El primero, apropiadamente agrupado bajo el título de Cara A, es el de Viv Albertine, icono —secundario— del punk. Son, digamos, las memorias previsibles, «estándar»: orígenes, infancia, adolescencia, ese «yo estuve allí, fui parte de ello»… y el siempre precipitado, brusco desenlace. Nacida en Australia pero llegada a Londres a finales de los cincuenta, con apenas cuatro años, su infancia transcurre entre un padre incomprensible, aterrorizador y pronto desaparecido, casas plomizas y clases mortificantes —rasgos más británicos que Ray Davies—, el descubrimiento de la música —de fangirl de John Lennon a Marc Bolan— y… los chicos.

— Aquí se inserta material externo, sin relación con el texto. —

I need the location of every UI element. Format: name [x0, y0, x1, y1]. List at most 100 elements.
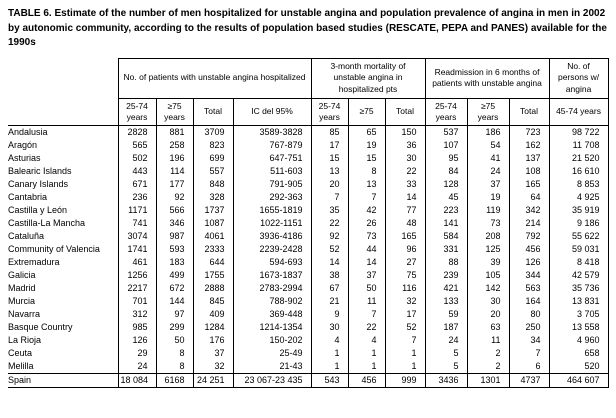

Porque en realidad, ese parece ser el eje de la adolescencia, junto a la obsesión por la ropa y la estética —irritante para un servidor, hasta que su verdadero sentido sea revelado posteriormente—, en plenos setenta, en lo que será un verdadero carrusel de experiencias para Viv. Conciertos míticos —Bowie, los Stones, Fleetwood Mac—, aventuras nada recomendables como la vivida en Ámsterdam, escuelas de arte, ladillas… y el pasar a formar parte de una escena efervescente, volátil, caprichosa, contradictoria y espídica. El punk, en la prosa desnuda, franca y espontánea de Albertine, es tanto frustración como excitación. Desengaños y posibilidades comprimidas en apenas un puñado de años, vividos a toda pastilla. Pareja de Mick Jones de los Clash. Íntima, en cualquier retorcido sentido que os imaginéis, de Sid Vicious, con quién formará la banda Flowers of Romance, y de la que será expulsada por tan indómito personaje. Amante de Johnny Thunders. Asidua de la tienda/sede punk SEX, regentada por Vivienne Westwood y Malcolm McLaren. Y, casi por azar, parte de las Slits.

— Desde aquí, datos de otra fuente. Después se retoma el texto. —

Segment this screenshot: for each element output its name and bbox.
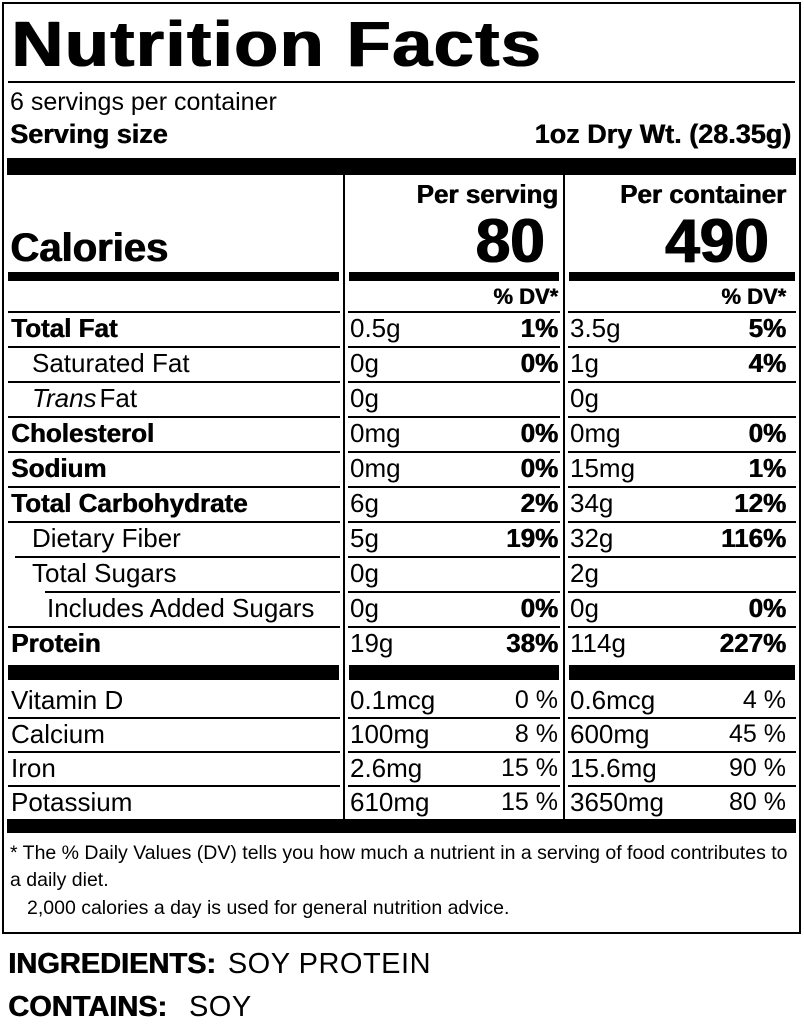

Es ahí donde Ropa música chicos comienza a desmarcarse de la mayoría de memorias musicales, ya que Albertine presenta su incorporación al grupo y su devenir como banda de una forma absorbentemente abierta y ambivalente. La inseguridad ante su inexperiencia con la guitarra o sobre un escenario —transformada en desmoralizante falta de talento en su cabeza— confrontada con la tremenda ambición y amplitud de miras del cuarteto de féminas —reggae, free jazz y combativa performance combinándose en una de las propuestas más atrevidas del post-punk—. Su posición, involuntaria pero conscientemente asumida, como líder organizadora y portavoz de la banda, mientras una «vocecita» le dice a todas horas que las deje. La violencia alrededor de ellas, siempre a un paso del desastre, frente a su kamikaze descaro y arrojo. Su relación de amor-odio con Palmolive, y sobre todo, con otro carácter único, la jovencísima Ari Up. Pasión y condena.

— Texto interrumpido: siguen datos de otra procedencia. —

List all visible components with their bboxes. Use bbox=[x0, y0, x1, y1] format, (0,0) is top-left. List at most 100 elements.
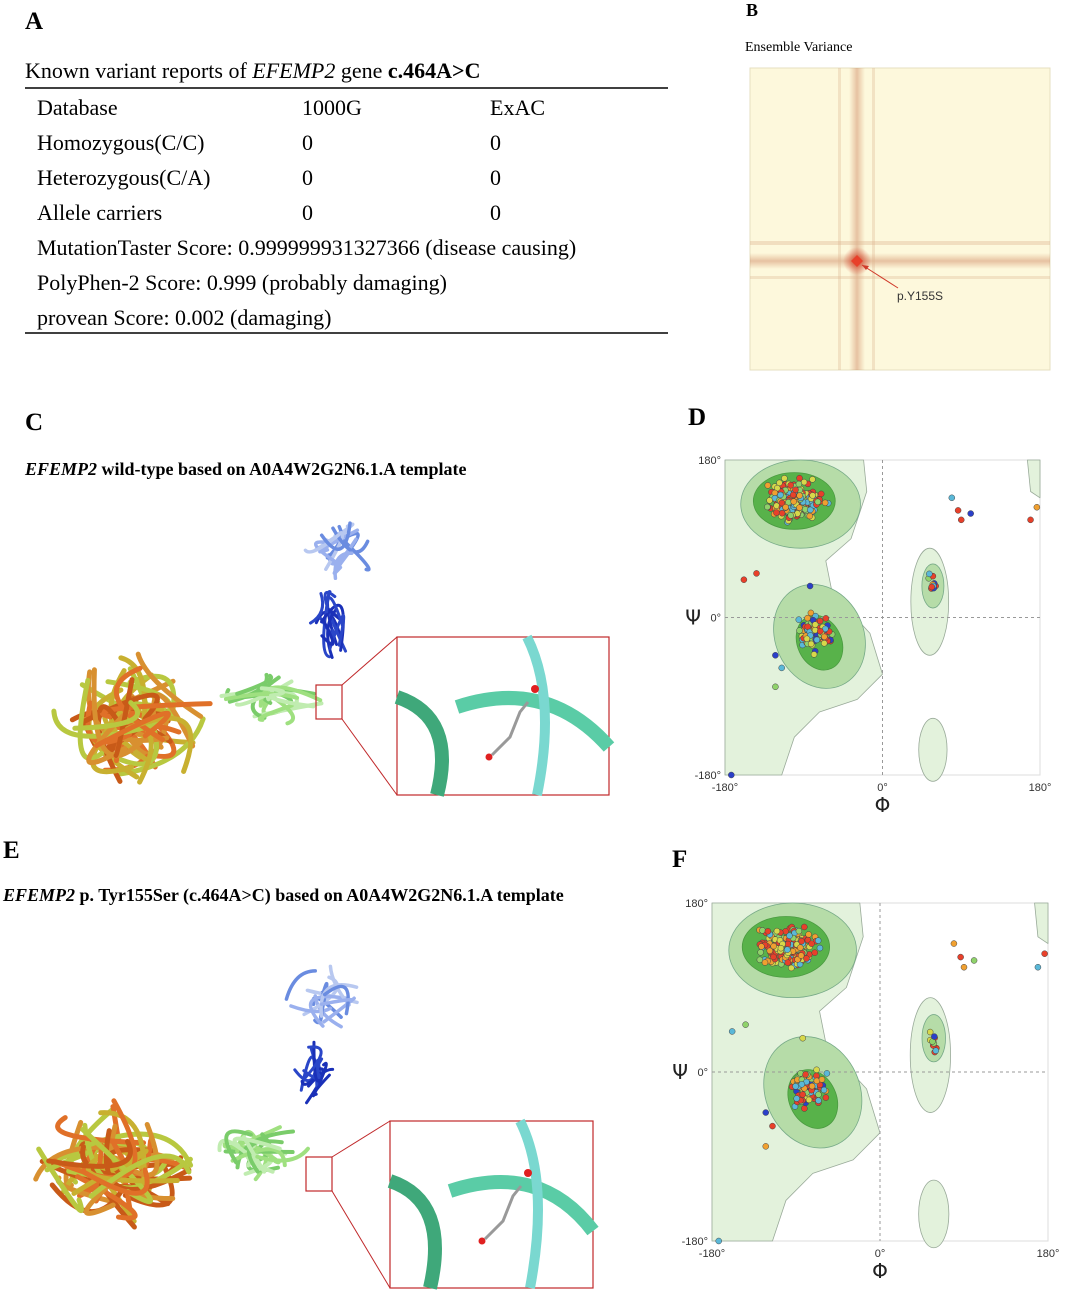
ribbon bbox=[319, 983, 359, 1018]
atom bbox=[531, 685, 539, 693]
y-tick-label: -180° bbox=[682, 1236, 708, 1248]
ribbon bbox=[394, 690, 449, 797]
residue-point bbox=[822, 1094, 830, 1101]
region bbox=[918, 1179, 950, 1249]
x-axis-label: Φ bbox=[872, 1259, 888, 1283]
residue-point bbox=[926, 570, 933, 578]
residue-point bbox=[757, 949, 764, 956]
y-tick-label: 180° bbox=[698, 455, 721, 467]
residue-point bbox=[809, 476, 816, 483]
title-text: wild-type based on A0A4W2G2N6.1.A templa… bbox=[97, 459, 467, 479]
residue-point bbox=[931, 1033, 938, 1040]
residue-point bbox=[818, 1076, 826, 1083]
residue-point bbox=[926, 1028, 934, 1036]
table-header: Database bbox=[37, 95, 118, 120]
zoom-line bbox=[331, 1190, 391, 1289]
residue-point bbox=[817, 627, 824, 635]
y-tick-label: -180° bbox=[695, 770, 721, 782]
residue-point bbox=[761, 959, 769, 966]
table-cell: 0 bbox=[302, 165, 313, 190]
residue-point bbox=[764, 482, 772, 489]
residue-point bbox=[753, 570, 760, 577]
ribbon bbox=[91, 667, 143, 759]
residue-point bbox=[764, 503, 771, 511]
panel-label: B bbox=[746, 0, 758, 20]
residue-point bbox=[928, 583, 935, 591]
residue-point bbox=[787, 512, 795, 519]
residue-point bbox=[777, 491, 784, 499]
residue-point bbox=[796, 627, 803, 634]
table-note: provean Score: 0.002 (damaging) bbox=[37, 305, 331, 330]
residue-point bbox=[810, 651, 818, 658]
residue-point bbox=[801, 923, 808, 931]
residue-point bbox=[960, 963, 968, 971]
y-tick-label: 180° bbox=[685, 898, 708, 910]
ribbon bbox=[258, 685, 323, 708]
residue-point bbox=[813, 1066, 820, 1074]
residue-point bbox=[823, 1070, 831, 1077]
zoom-line bbox=[341, 636, 398, 686]
residue-point bbox=[817, 490, 825, 498]
side-chain bbox=[490, 701, 530, 757]
atom bbox=[485, 753, 493, 761]
residue-point bbox=[756, 956, 764, 964]
panel-label: A bbox=[25, 8, 43, 35]
panel-title: EFEMP2 wild-type based on A0A4W2G2N6.1.A… bbox=[24, 459, 467, 479]
residue-point bbox=[814, 937, 822, 944]
residue-point bbox=[795, 616, 803, 623]
atom bbox=[524, 1169, 532, 1177]
ribbon bbox=[81, 1167, 150, 1196]
residue-point bbox=[805, 1096, 813, 1104]
x-tick-label: -180° bbox=[699, 1248, 725, 1260]
residue-point bbox=[792, 486, 799, 494]
panel-label: E bbox=[3, 837, 20, 864]
gene-name: EFEMP2 bbox=[2, 885, 75, 905]
residue-point bbox=[778, 509, 786, 517]
residue-point bbox=[784, 946, 791, 953]
y-axis-label: Ψ bbox=[672, 1060, 688, 1084]
ribbon bbox=[328, 614, 346, 651]
ribbon bbox=[132, 1122, 160, 1178]
ribbon bbox=[223, 691, 300, 702]
residue-point bbox=[1041, 950, 1048, 957]
residue-point bbox=[773, 509, 780, 516]
x-tick-label: 180° bbox=[1029, 782, 1052, 794]
residue-point bbox=[778, 499, 786, 507]
residue-point bbox=[1027, 516, 1034, 524]
residue-point bbox=[715, 1237, 722, 1245]
zoom-marker bbox=[315, 684, 343, 720]
residue-point bbox=[799, 1034, 806, 1042]
residue-point bbox=[802, 1071, 809, 1078]
ribbon bbox=[331, 526, 370, 554]
title-text: gene bbox=[335, 58, 388, 83]
region bbox=[1034, 902, 1049, 944]
ribbon bbox=[94, 710, 171, 748]
ribbon bbox=[319, 521, 352, 551]
residue-point bbox=[804, 614, 811, 622]
heatmap bbox=[749, 67, 1051, 371]
table-header: ExAC bbox=[490, 95, 545, 120]
ribbon bbox=[257, 703, 294, 722]
ribbon bbox=[309, 592, 325, 625]
residue-point bbox=[784, 959, 792, 966]
residue-point bbox=[778, 664, 785, 672]
ribbon bbox=[387, 1174, 442, 1290]
ribbon bbox=[227, 672, 269, 704]
residue-point bbox=[811, 949, 818, 956]
residue-point bbox=[781, 475, 788, 482]
residue-point bbox=[822, 615, 830, 622]
ramachandran-plot: 180° 0° -180°-180° 0° 180° Ψ Φ bbox=[685, 455, 1051, 817]
ribbon bbox=[97, 704, 122, 726]
x-tick-label: -180° bbox=[712, 782, 738, 794]
annotation: p.Y155S bbox=[897, 289, 943, 303]
ribbon bbox=[333, 551, 354, 581]
table-cell: 0 bbox=[490, 165, 501, 190]
residue-point bbox=[766, 947, 774, 955]
ribbon bbox=[323, 590, 348, 653]
title-text: p. Tyr155Ser (c.464A>C) based on A0A4W2G… bbox=[75, 885, 564, 906]
residue-point bbox=[797, 944, 804, 951]
panel-label: D bbox=[688, 404, 706, 431]
residue-point bbox=[803, 955, 810, 962]
ribbon bbox=[75, 1174, 138, 1221]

La «viabilidad» de las Slits era insostenible y, cuando el final llega, resulta cualquier cosa menos inesperado. Pero lo que el lector no puede anticipar, de ninguna manera, es la Cara B que asoma a continuación. La que nos muestra a Viv Albertine, mujer, expulsada del «circo» musical y reinventándose en una persona anónima, «normal». Adiós punk y rebeldía. Hola búsqueda de trabajo, vicisitudes domésticas, matrimonio, madurez… ¿Cuántas memorias musicales se atreven a «salirse» siquiera un par de páginas del «guión establecido», del glamour y el riesgo fuera y dentro del escenario? ¿Cuántas obras de este subgénero no son más que el recuento de «batallitas» —con aplastante frecuencia, de «machirulo»— del enésimo Peter Pan que se niega a envejecer?  

En cambio, Ropa música chicos nos zambulle en una suerte de viaje en busca de dirección. No, mucho más que eso, en busca de la identidad implosionada y recluida —como la ropa, abandonada en esa etapa de «hibernación» autoimpuesta—. Y es un periplo durísimo, narrado con pasmosa sinceridad y sin estridencias melodramáticas, en el que la enfermedad y las desgracias, crueles, traumáticas, se suceden. En el que el «giro copernicano» emprendido por nuestra protagonista —¿puedo llamarla heroína ya?— fracasa definitivamente con la firma de su divorcio, una suerte de encrucijada contemporánea de El despertar de Kate Chopin, en donde Albertine debe decidir si va a ser finalmente ella misma o renunciar defnitivamente. Y, aunque esa elección sea inherentemente injusta, aunque haga daño. Aunque el regreso a la música convertida en una cincuentona —mujer, además— sea una apuesta de lo más incierta, cuasi contra natura, también es lo más valiente que uno ha leído en mucho tiempo. Olvidaos de London Calling. Ignorad God save the Queen. Viv Albertine es el verdadero punk.